Education Thoughts

ON ATTEMPTING AUTONOMOUS EDUCATION
By Julie
~2000




Autonomous education is something that I believe in passionately. Yet, I still find it hard to live by. Autonomous education for me is a constant battle to keep my mouth shut. It is a constant battle to let my kids learn, instead of turning their every interest into a teaching opportunity.

It is hard because, as a parent, my confidence is being constantly undermined by those who are supposed to be professionals. The education professionals and schools blame the parents if a child "fails" and take the credit if a child "succeeds." Having the confidence to let your children learn and grow and find their own motivation is quite hard, especially when it seems that everybody in society is looking for somebody to blame for the problems concerning our children. There have been times when I feel that we are accomplishing nothing and so I pull out the workbooks and flashcards and start teaching. I always meet resistance and we end up having a fight. The real problem has been that I have been too tired or that I haven't been doing anything for myself. I am doing things for myself now. I am taking a couple of evening courses and the kids are fine. They see me enjoying things, enjoying learning, and they share it with me, especially the African drumming. Gaining knowledge, experience, learning are all a part of being human. It is not something that is imparted to you as you grow from childhood. That is the problem that a lot of adults have. They bought the crap that they were given at school about adults knowing it all. Now they are adults and they think something is wrong with them because they don't know it all.

Giving my kids the space they need to learn is hard, too, because I am doing this basically on my own. I have 2 or 3 good friends who share similar beliefs but they do not all live near me. The people that I have day to day contact with are those who are constantly asking, "How's the home teaching going?" No matter how many times I answer, "Fine" and change the subject or simply state, "It's just the way we live" I keep hearing it. I keep hearing about SATS and 3 year olds starting nursery and how my children need more socialization and how brave I must be and how other parents couldn't do it and what about GCSE's and don't I need more time to myself and what other children are achieving (ie being awarded) and what key stage are we working to? I feel as though I am constantly competing in a race that I never entered. Sometimes, I want my kids to be the best at everything just so I can tell these people where to go.

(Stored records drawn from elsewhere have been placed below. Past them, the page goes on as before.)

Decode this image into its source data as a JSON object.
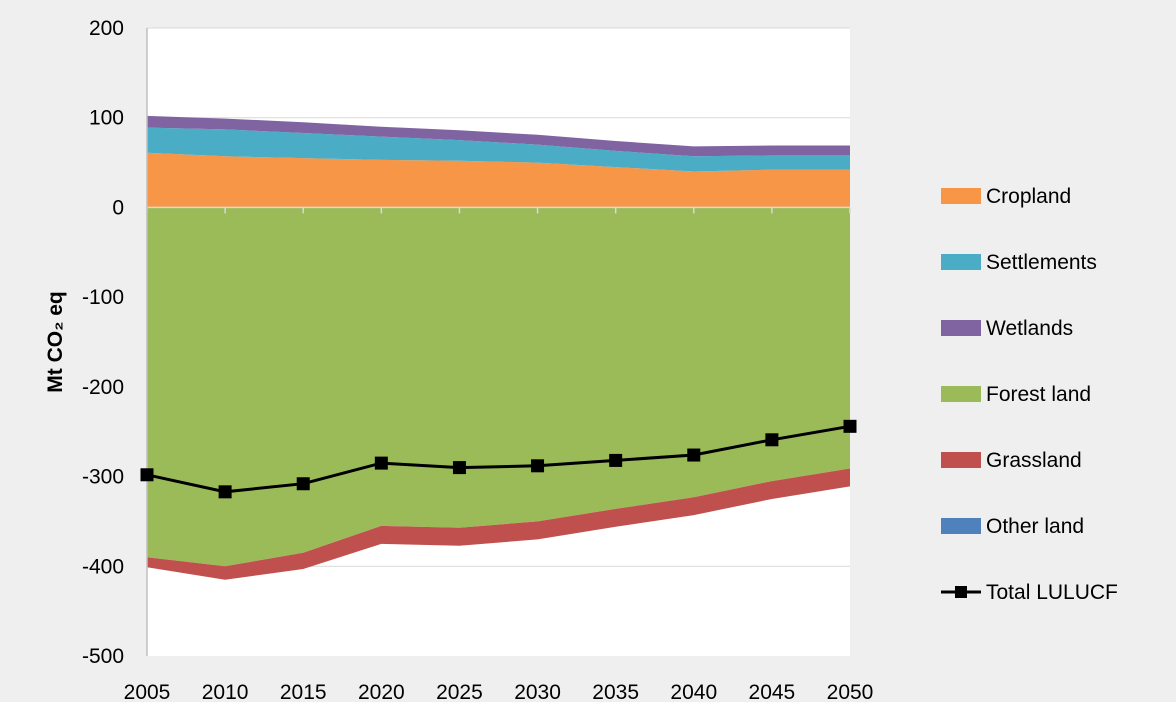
{
  "chart_data": {
    "type": "area",
    "title": "",
    "ylabel": "Mt CO₂ eq",
    "xlabel": "",
    "ylim": [
      -500,
      200
    ],
    "yticks": [
      200,
      100,
      0,
      -100,
      -200,
      -300,
      -400,
      -500
    ],
    "x": [
      2005,
      2010,
      2015,
      2020,
      2025,
      2030,
      2035,
      2040,
      2045,
      2050
    ],
    "legend_position": "right",
    "grid": "horizontal",
    "series": [
      {
        "name": "Cropland",
        "color": "#f79646",
        "stack": "positive",
        "values": [
          61,
          57,
          55,
          53,
          52,
          50,
          45,
          40,
          42,
          42
        ]
      },
      {
        "name": "Settlements",
        "color": "#4bacc6",
        "stack": "positive",
        "values": [
          28,
          30,
          28,
          26,
          23,
          20,
          18,
          17,
          16,
          16
        ]
      },
      {
        "name": "Wetlands",
        "color": "#8064a2",
        "stack": "positive",
        "values": [
          13,
          12,
          12,
          11,
          11,
          11,
          11,
          11,
          11,
          11
        ]
      },
      {
        "name": "Forest land",
        "color": "#9bbb59",
        "stack": "negative",
        "values": [
          -390,
          -400,
          -385,
          -355,
          -357,
          -350,
          -336,
          -323,
          -305,
          -291
        ]
      },
      {
        "name": "Grassland",
        "color": "#c0504d",
        "stack": "negative",
        "values": [
          -11,
          -15,
          -18,
          -20,
          -20,
          -20,
          -20,
          -20,
          -20,
          -20
        ]
      },
      {
        "name": "Other land",
        "color": "#4f81bd",
        "stack": "negative",
        "values": [
          0,
          0,
          0,
          0,
          0,
          0,
          0,
          0,
          0,
          0
        ]
      },
      {
        "name": "Total LULUCF",
        "color": "#000000",
        "type": "line",
        "values": [
          -298,
          -317,
          -308,
          -285,
          -290,
          -288,
          -282,
          -276,
          -259,
          -244
        ]
      }
    ]
  }
}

But that isn't why I am home educating. I have to keep reminding myself that I am doing this because it is what I believe is best for my children's personal as well as academic development. I suppose it is getting easier. As they grow and show me all that they are capable of, I get more confident -- confident enough to leave them alone and just be there, just watch. I've watched my eldest learn how to read, months after her friends at school were being- taught- to - read - like- this- with- a- finger- under each- word. I watched her as she listened to one friend read her a reading scheme book in this way and say, "Wow, you're reading good" only to be answered with, "But you can't read yet." Six months later, it clicked for her. She just picked up a book and read it to a family friend. ( I think I was more proud of how she dealt with the snooty friend than of her reading.) That was my first lesson in how to trust my children in their own learning.

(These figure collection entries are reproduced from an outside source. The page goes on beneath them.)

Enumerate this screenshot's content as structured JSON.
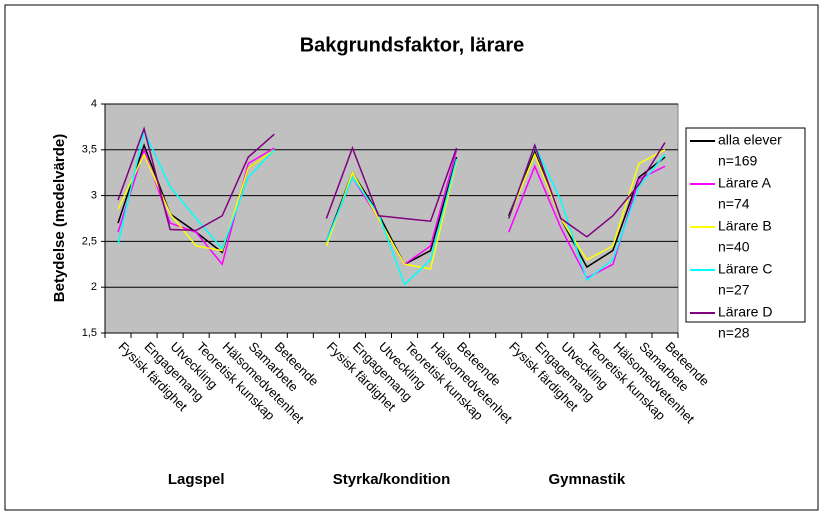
{
  "chart_data": {
    "type": "line",
    "title": "Bakgrundsfaktor, lärare",
    "y_label": "Betydelse (medelvärde)",
    "categories": [
      "Fysisk färdighet",
      "Engagemang",
      "Utveckling",
      "Teoretisk kunskap",
      "Hälsomedvetenhet",
      "Samarbete",
      "Beteende",
      null,
      "Fysisk färdighet",
      "Engagemang",
      "Utveckling",
      "Teoretisk kunskap",
      "Hälsomedvetenhet",
      "Beteende",
      null,
      "Fysisk färdighet",
      "Engagemang",
      "Utveckling",
      "Teoretisk kunskap",
      "Hälsomedvetenhet",
      "Samarbete",
      "Beteende"
    ],
    "groups": [
      {
        "name": "Lagspel",
        "from": 0,
        "to": 6
      },
      {
        "name": "Styrka/kondition",
        "from": 8,
        "to": 13
      },
      {
        "name": "Gymnastik",
        "from": 15,
        "to": 21
      }
    ],
    "series": [
      {
        "name": "alla elever",
        "count_label": "n=169",
        "color": "#000000",
        "values": [
          2.7,
          3.55,
          2.8,
          2.6,
          2.38,
          3.3,
          3.5,
          null,
          2.5,
          3.25,
          2.8,
          2.25,
          2.4,
          3.42,
          null,
          2.78,
          3.48,
          2.75,
          2.22,
          2.4,
          3.2,
          3.42
        ]
      },
      {
        "name": "Lärare A",
        "count_label": "n=74",
        "color": "#ff00ff",
        "values": [
          2.6,
          3.5,
          2.7,
          2.6,
          2.25,
          3.35,
          3.52,
          null,
          2.5,
          3.2,
          2.75,
          2.25,
          2.45,
          3.5,
          null,
          2.6,
          3.32,
          2.65,
          2.1,
          2.25,
          3.18,
          3.32
        ]
      },
      {
        "name": "Lärare B",
        "count_label": "n=40",
        "color": "#ffff00",
        "values": [
          2.85,
          3.45,
          2.8,
          2.45,
          2.4,
          3.3,
          3.5,
          null,
          2.45,
          3.25,
          2.75,
          2.25,
          2.2,
          3.38,
          null,
          2.75,
          3.45,
          2.75,
          2.3,
          2.45,
          3.35,
          3.5
        ]
      },
      {
        "name": "Lärare C",
        "count_label": "n=27",
        "color": "#00ffff",
        "values": [
          2.47,
          3.7,
          3.1,
          2.75,
          2.42,
          3.2,
          3.5,
          null,
          2.5,
          3.2,
          2.8,
          2.03,
          2.3,
          3.4,
          null,
          2.75,
          3.55,
          2.95,
          2.08,
          2.3,
          3.1,
          3.45
        ]
      },
      {
        "name": "Lärare D",
        "count_label": "n=28",
        "color": "#800080",
        "values": [
          2.95,
          3.73,
          2.63,
          2.62,
          2.78,
          3.42,
          3.67,
          null,
          2.75,
          3.52,
          2.78,
          2.75,
          2.72,
          3.52,
          null,
          2.75,
          3.55,
          2.75,
          2.55,
          2.78,
          3.12,
          3.58
        ]
      }
    ],
    "ylim": [
      1.5,
      4
    ],
    "yticks": [
      {
        "value": 1.5,
        "label": "1,5"
      },
      2,
      {
        "value": 2.5,
        "label": "2,5"
      },
      3,
      {
        "value": 3.5,
        "label": "3,5"
      },
      4
    ],
    "grid": true,
    "legend": "right",
    "plot_background": "#c0c0c0"
  }
}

Every few months something wonderful will happen that will give me the energy to carry on. Somebody will get excited about a project on the Vikings or answer a question about Japan saying, "That was on the Simpsons." Then there was the day that my eldest watched a BBC Primary science television program about the body. She wanted to know more about the body so we used the computer to look at pictures of skeletons and the cranium and the brain, which, because she thought of her baby brother and his fontanelle, led to a discussion about how our bodies grow, which led to us getting out loads of photographs of various family members as babies and as adults, which led to a talk about America, where my mother lives and where my daughter was born, which, because we had a car while we lived in America, led to a brief discussion about cars and their impact on the environment. We talked about what it was like when I was a baby, and when Grandma was a baby. The whole thing ended up with her making a Body Book with loads of photographs which she wanted to sort out in chronological order. If I were following the National Curriculum, I could have recorded that we covered Technology, Science, Geography, History, Maths, and English. We had something tangible, the Body Book, at the end of the day to show everybody what we are doing. This was a "successful day." Autonomous Education is vindicated!

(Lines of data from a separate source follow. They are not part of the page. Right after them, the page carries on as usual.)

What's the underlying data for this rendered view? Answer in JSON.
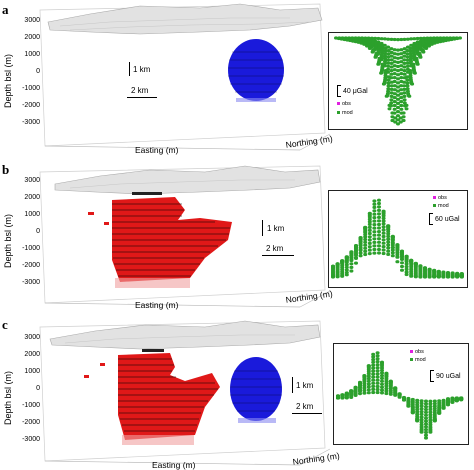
{
  "panels": [
    {
      "label": "a",
      "ylabel": "Depth bsl (m)",
      "yticks": [
        "3000",
        "2000",
        "1000",
        "0",
        "-1000",
        "-2000",
        "-3000"
      ],
      "xlabel": "Easting (m)",
      "zlabel": "Northing (m)",
      "scale_vertical": "1 km",
      "scale_horizontal": "2 km",
      "gravity_scale": "40 μGal",
      "legend": [
        "obs",
        "mod"
      ]
    },
    {
      "label": "b",
      "ylabel": "Depth bsl (m)",
      "yticks": [
        "3000",
        "2000",
        "1000",
        "0",
        "-1000",
        "-2000",
        "-3000"
      ],
      "xlabel": "Easting (m)",
      "zlabel": "Northing (m)",
      "scale_vertical": "1 km",
      "scale_horizontal": "2 km",
      "gravity_scale": "60 uGal",
      "legend": [
        "obs",
        "mod"
      ]
    },
    {
      "label": "c",
      "ylabel": "Depth bsl (m)",
      "yticks": [
        "3000",
        "2000",
        "1000",
        "0",
        "-1000",
        "-2000",
        "-3000"
      ],
      "xlabel": "Easting (m)",
      "zlabel": "Northing (m)",
      "scale_vertical": "1 km",
      "scale_horizontal": "2 km",
      "gravity_scale": "90 uGal",
      "legend": [
        "obs",
        "mod"
      ]
    }
  ],
  "colors": {
    "topography": "#d8d8d8",
    "spherical_body": "#1a1adb",
    "irregular_body": "#e01818",
    "data_points": "#2ca02c",
    "obs_marker": "#e020e0",
    "mod_marker": "#2ca02c"
  }
}
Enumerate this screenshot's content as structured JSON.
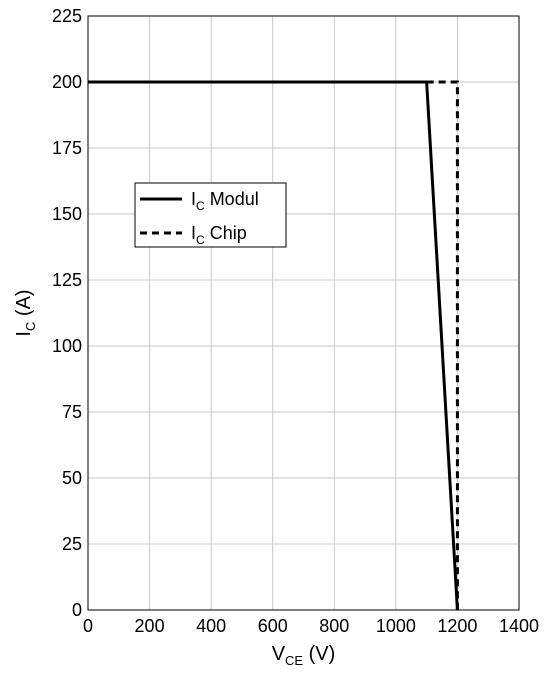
{
  "chart_data": {
    "type": "line",
    "xlabel": {
      "main": "V",
      "sub": "CE",
      "unit": " (V)"
    },
    "ylabel": {
      "main": "I",
      "sub": "C",
      "unit": " (A)"
    },
    "xlim": [
      0,
      1400
    ],
    "ylim": [
      0,
      225
    ],
    "xticks": [
      "0",
      "200",
      "400",
      "600",
      "800",
      "1000",
      "1200",
      "1400"
    ],
    "yticks": [
      "0",
      "25",
      "50",
      "75",
      "100",
      "125",
      "150",
      "175",
      "200",
      "225"
    ],
    "grid": true,
    "legend": {
      "position": "center-left"
    },
    "series": [
      {
        "name_main": "I",
        "name_sub": "C",
        "name_rest": " Modul",
        "style": "solid",
        "points": [
          [
            0,
            200
          ],
          [
            1100,
            200
          ],
          [
            1200,
            0
          ]
        ]
      },
      {
        "name_main": "I",
        "name_sub": "C",
        "name_rest": " Chip",
        "style": "dashed",
        "points": [
          [
            1100,
            200
          ],
          [
            1200,
            200
          ],
          [
            1200,
            0
          ]
        ]
      }
    ]
  }
}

However, autonomous education for my second daughter is quite different. Another time, while watching something on one of the educational programs (which they chose to watch, by the way,) I decided to explain something to her. I didn't get very far before being silenced by her shouting, "DON'T TEACH ME!!!!"

Again I find myself fighting to keep my mouth shut. I realize that my goal as a parent is not to have something tangible at the end of the day, or the term, or the year. My goal is to raise children who know what they want to do, because they've been able to try things: children who know how to do what they want, because they've been able to figure it out for themselves; children who are happy most of the time, but know how to deal with Life when they're not. I hope that my children will be capable of autonomy in many aspects of life. I also hope that they (we) never stop learning.